St. Paul’s Episcopal Church
Built in 1739, St. Paul’s Church is Norfolk’s oldest building and the only structure to survive the British destruction of the city on New Year’s Day, 1776. Featuring a Tiffany-stained glass window, the church retains an active parish to this day. Visitors may tour the churchyard and cemetery at any time. The interior is open from 10 a.m.–4 p.m. Tuesdays through Fridays, and guided tours are available upon request.
The NEON District
Norfolk’s first official arts district, the NEON District is home to a new wave of passion, creativity and unique cultural experiences all in Downtown Norfolk. Within a few short blocks, you can see a muralist at work, take in an improv comedy performance at Push Comedy Theater, watch a live glass-working demonstration, shop for the newest gear or dine out at an eclectic restaurant.

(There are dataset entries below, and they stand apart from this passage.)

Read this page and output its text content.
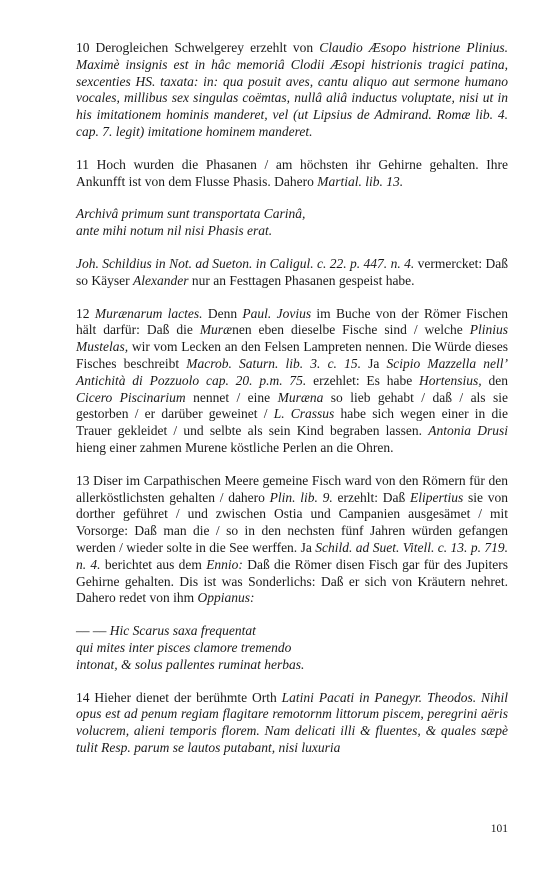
10 Derogleichen Schwelgerey erzehlt von Claudio Æsopo histrione Plinius. Maximè insignis est in hâc memoriâ Clodii Æsopi histrionis tragici patina, sexcenties HS. taxata: in: qua posuit aves, cantu aliquo aut sermone humano vocales, millibus sex singulas coëmtas, nullâ aliâ inductus voluptate, nisi ut in his imitationem hominis manderet, vel (ut Lipsius de Admirand. Romæ lib. 4. cap. 7. legit) imitatione hominem manderet.

11 Hoch wurden die Phasanen / am höchsten ihr Gehirne gehalten. Ihre Ankunfft ist von dem Flusse Phasis. Dahero Martial. lib. 13.

Archivâ primum sunt transportata Carinâ,
ante mihi notum nil nisi Phasis erat.

Joh. Schildius in Not. ad Sueton. in Caligul. c. 22. p. 447. n. 4. vermercket: Daß so Käyser Alexander nur an Festtagen Phasanen gespeist habe.

12 Murænarum lactes. Denn Paul. Jovius im Buche von der Römer Fischen hält darfür: Daß die Murænen eben dieselbe Fische sind / welche Plinius Mustelas, wir vom Lecken an den Felsen Lampreten nennen. Die Würde dieses Fisches beschreibt Macrob. Saturn. lib. 3. c. 15. Ja Scipio Mazzella nell’ Antichità di Pozzuolo cap. 20. p.m. 75. erzehlet: Es habe Hortensius, den Cicero Piscinarium nennet / eine Muræna so lieb gehabt / daß / als sie gestorben / er darüber geweinet / L. Crassus habe sich wegen einer in die Trauer gekleidet / und selbte als sein Kind begraben lassen. Antonia Drusi hieng einer zahmen Murene köstliche Perlen an die Ohren.

13 Diser im Carpathischen Meere gemeine Fisch ward von den Römern für den allerköstlichsten gehalten / dahero Plin. lib. 9. erzehlt: Daß Elipertius sie von dorther geführet / und zwischen Ostia und Campanien ausgesämet / mit Vorsorge: Daß man die / so in den nechsten fünf Jahren würden gefangen werden / wieder solte in die See werffen. Ja Schild. ad Suet. Vitell. c. 13. p. 719. n. 4. berichtet aus dem Ennio: Daß die Römer disen Fisch gar für des Jupiters Gehirne gehalten. Dis ist was Sonderlichs: Daß er sich von Kräutern nehret. Dahero redet von ihm Oppianus:

–– –– Hic Scarus saxa frequentat
qui mites inter pisces clamore tremendo
intonat, & solus pallentes ruminat herbas.

14 Hieher dienet der berühmte Orth Latini Pacati in Panegyr. Theodos. Nihil opus est ad penum regiam flagitare remotornm littorum piscem, peregrini aëris volucrem, alieni temporis florem. Nam delicati illi & fluentes, & quales sæpè tulit Resp. parum se lautos putabant, nisi luxuria

101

The NEON district is an experience you can’t miss when visiting Norfolk.
Located in the NEON District, d’ART Center is a unique attraction providing an environment where working artists are a part of an interactive community. d’Art is home to professional visual artists who display and sell original works of art on site. A resident artist, Cathy-Jo Ramsey is known for her lampwork and Kiln glasswork as well as her signature lampworked oysters. The interactive concept crosses socioeconomic lines and bridges the gap between the artist and the art, making the creative process and the visual arts come alive.
Glass Light Hotel & Gallery, Autograph Collection
Stay in Downtown Norfolk surrounded by the beauty of glass in the Glass Light Hotel & Gallery. This boutique hotel and art gallery are in a building reimagined from its 1912 heritage. On display are works of glass art by world-renowned artists such as Peter Bremers and Lino Tagliapietra. There are about 60 pieces of glass art on display, whose features pay tribute to the glass-making process. For example, tall, wooden, elongated slats are the backdrop to the welcome desk which represent the wooden tools used during the sculpting process.
Glass Light Gallery
Attached to the Glass Light Hotel is the Glass Light Gallery. The gallery is made up of 65 small and life-sized pieces of glass art. While this art is the private collection of the Perry family, new glass exhibits and artists are rotated throughout the year.
Freemason Abbey Restaurant
The building where this restaurant is housed was once a church and dates back to 1873, making it one of the oldest establishments in the city. The restaurant’s stained-glass windows are stunning works of art and are original to the building. Freemason Abbey’s historic presence combined with its decadent, comforting Southern seafood cuisine is the perfect place to enjoy local dishes!